You’re meant to order three plates each and share, tapas style, which seems to be mainly to give the kitchen a bit of a break with timing. If you order all your food at once, it’ll arrive, one plate right after the other, within about 15 minutes and completely cover your table, whereas if you stagger it a bit you wind up having an approximately three course meal. If you order a dish at the exact same time as your companion, they’ll come out within a minute or two of each other, which isn’t too bad as that kind of thing happens fairly usually in restaurants anyway.

Luckily, the food holds up pretty well, although some dishes are better than others. From the small plates menu, edamame (£3) is a plentiful portion, with the beans nice and plump and sprinkled with a good amount of rock salt. The sashimi salad (£7) is good as well, with two fat slices each of tuna, salmon and yellowtail, arranged around a salad dressed with tangy yuzu sauce on a bed of sliced, pickled fennel, which adds a surprising amount of sweetness. Other small plates include lobster salad, pork ribs and the interesting sounding wild boar rolls.

Large plates include common Japanese dishes (black cod and miso, wagyu beef) but some more unusual choices as well, including quail marinated in garlic soy sauce accompanied by a nashi pear poached in plum wine. The black cod (£11.95) is presented simply, on a banana leaf with wedges of lemon and lime. The fish is cooked well and is soft and flaky, whilst the miso sauce is sweet without being too overpowering. On the side is a pickled ginger stalk, which doesn’t really add much in terms of flavour but the bright pink top is eye-catching. Wagyu beef onglet (£14.95) is also on offer, seared on the outside and rare in the middle. Whilst the soy sauce it’s braised in tastes strongly of brown sugar, which works really well with the meat, the outside of each piece is tough and hard to chew. Accompanying it is a hijiki seaweed salad, with tiny, chewy pieces of black seaweed, however there’s so much soy sauce in the bottom of the dish that the seaweed winds up swimming in it.

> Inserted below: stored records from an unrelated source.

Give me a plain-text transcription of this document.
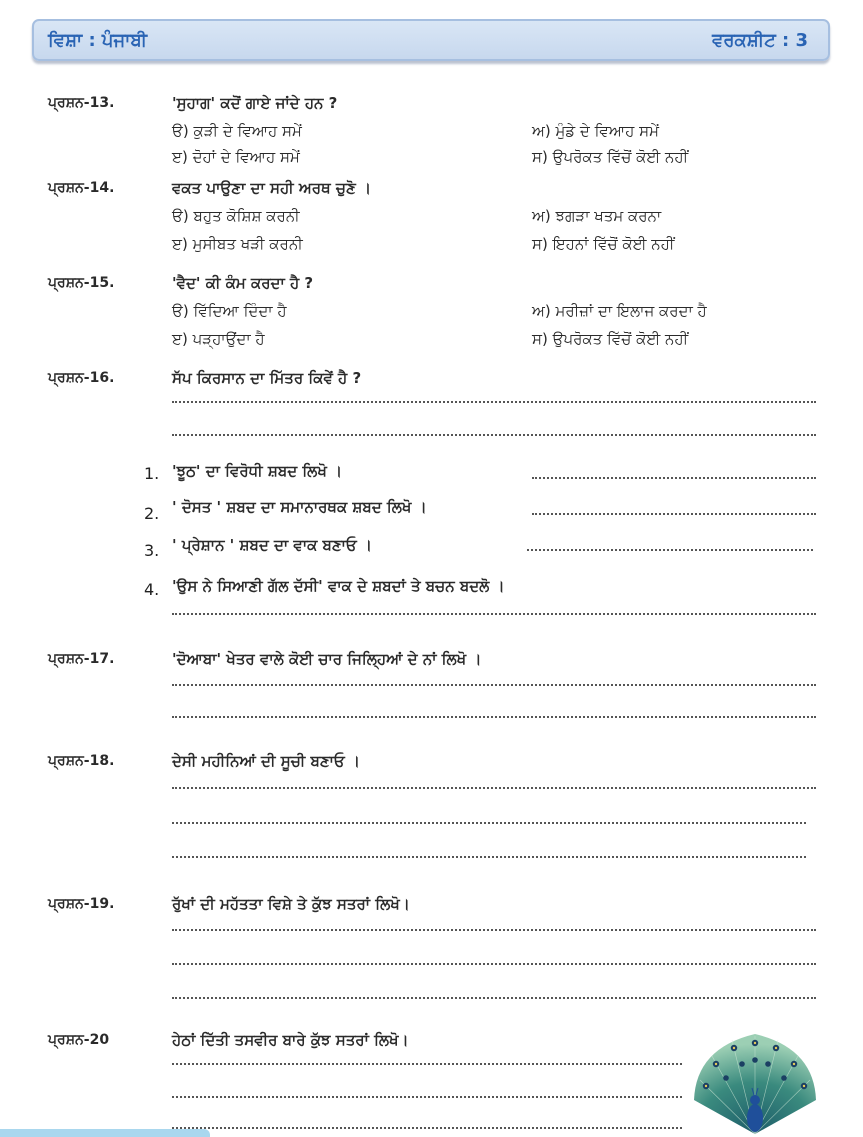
ਵਿਸ਼ਾ : ਪੰਜਾਬੀ	ਵਰਕਸ਼ੀਟ : 3
ਪ੍ਰਸ਼ਨ-13.	'ਸੁਹਾਗ' ਕਦੋਂ ਗਾਏ ਜਾਂਦੇ ਹਨ ?
ੳ) ਕੁੜੀ ਦੇ ਵਿਆਹ ਸਮੇਂ	ਅ) ਮੁੰਡੇ ਦੇ ਵਿਆਹ ਸਮੇਂ
ੲ) ਦੋਹਾਂ ਦੇ ਵਿਆਹ ਸਮੇਂ	ਸ) ਉਪਰੋਕਤ ਵਿੱਚੋਂ ਕੋਈ ਨਹੀਂ
ਪ੍ਰਸ਼ਨ-14.	ਵਕਤ ਪਾਉਣਾ ਦਾ ਸਹੀ ਅਰਥ ਚੁਣੋ ।
ੳ) ਬਹੁਤ ਕੋਸ਼ਿਸ਼ ਕਰਨੀ	ਅ) ਝਗੜਾ ਖਤਮ ਕਰਨਾ
ੲ) ਮੁਸੀਬਤ ਖੜੀ ਕਰਨੀ	ਸ) ਇਹਨਾਂ ਵਿੱਚੋਂ ਕੋਈ ਨਹੀਂ
ਪ੍ਰਸ਼ਨ-15.	'ਵੈਦ' ਕੀ ਕੰਮ ਕਰਦਾ ਹੈ ?
ੳ) ਵਿੱਦਿਆ ਦਿੰਦਾ ਹੈ	ਅ) ਮਰੀਜ਼ਾਂ ਦਾ ਇਲਾਜ ਕਰਦਾ ਹੈ
ੲ) ਪੜ੍ਹਾਉਂਦਾ ਹੈ	ਸ) ਉਪਰੋਕਤ ਵਿੱਚੋਂ ਕੋਈ ਨਹੀਂ
ਪ੍ਰਸ਼ਨ-16.	ਸੱਪ ਕਿਰਸਾਨ ਦਾ ਮਿੱਤਰ ਕਿਵੇਂ ਹੈ ?
1. 'ਝੂਠ' ਦਾ ਵਿਰੋਧੀ ਸ਼ਬਦ ਲਿਖੋ ।
2. ' ਦੋਸਤ ' ਸ਼ਬਦ ਦਾ ਸਮਾਨਾਰਥਕ ਸ਼ਬਦ ਲਿਖੋ ।
3. ' ਪ੍ਰੇਸ਼ਾਨ ' ਸ਼ਬਦ ਦਾ ਵਾਕ ਬਣਾਓ ।
4. 'ਉਸ ਨੇ ਸਿਆਣੀ ਗੱਲ ਦੱਸੀ' ਵਾਕ ਦੇ ਸ਼ਬਦਾਂ ਤੇ ਬਚਨ ਬਦਲੋ ।
ਪ੍ਰਸ਼ਨ-17.	'ਦੋਆਬਾ' ਖੇਤਰ ਵਾਲੇ ਕੋਈ ਚਾਰ ਜਿਲ੍ਹਿਆਂ ਦੇ ਨਾਂ ਲਿਖੋ ।
ਪ੍ਰਸ਼ਨ-18.	ਦੇਸੀ ਮਹੀਨਿਆਂ ਦੀ ਸੂਚੀ ਬਣਾਓ ।
ਪ੍ਰਸ਼ਨ-19.	ਰੁੱਖਾਂ ਦੀ ਮਹੱਤਤਾ ਵਿਸ਼ੇ ਤੇ ਕੁੱਝ ਸਤਰਾਂ ਲਿਖੋ।
ਪ੍ਰਸ਼ਨ-20	ਹੇਠਾਂ ਦਿੱਤੀ ਤਸਵੀਰ ਬਾਰੇ ਕੁੱਝ ਸਤਰਾਂ ਲਿਖੋ।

There are five types of dessert, including a selection of homemade ice creams and sorbets at £3.75. Vanilla creme brulee (£5) comes with a jellied layer of strawberry and lemongrass coulis on top of the pudding, which intensifies the richness of the vanilla. Instead of the usual burnt topping, there’s a paper-thin sheet of raspberry-flavoured wafer lightly resting on top. Mango and sticky rice (£5.50), a traditional Thai dessert, comes with a scoop of lime sorbet, which is just sharp enough without being too bitter. The sticky rice is appropriately sugary and gloopy, and the grains of rice are black which makes for a nice contrast to the bright, warm slices of mango.

The Drink
The drinks list is divided up into wines, beers, cocktails, soft drinks and hot drinks, and you choose these the same way as your food. It’s best to order them as quickly as possible, so you can sip them whilst playing around with the rest of the menu. The only beer available is Asahi (£3.30) but there are seven bottles of red (from £13.50 - £30) and five bottles of white (from £14 to £30), as well as quite a few choices by the glass from £3.95. Five types of sake are also available as well as several cocktails at £6.50. The house cocktail is an inamo, which warns that it’s quite spicy, and made with mandarin puree, spring onion, Smirnoff Black and chilli syrup. The Thai Sapphire, made with a quarter of an apple, lime juice, Smirnoff Black and pomegranate juice, is a light and delicate, girly pink drink with a pomegranate wedge floating on top. Although almost shockingly neon yellow in colour, the Sake Martini proves to be well made, blended with pineapple juice and midor lime juice, so sweet that you almost can’t taste the sake.

The Last Word
It’s not fine dining, but it’s fun. Considering how quickly technology changes, however, hopefully inamo can keep up with the times or else, in a few years, it’ll risk being very dated. In the meantime, though, it’s doing something that’s never been done before, which is a huge accomplishment. Who knows what the future holds?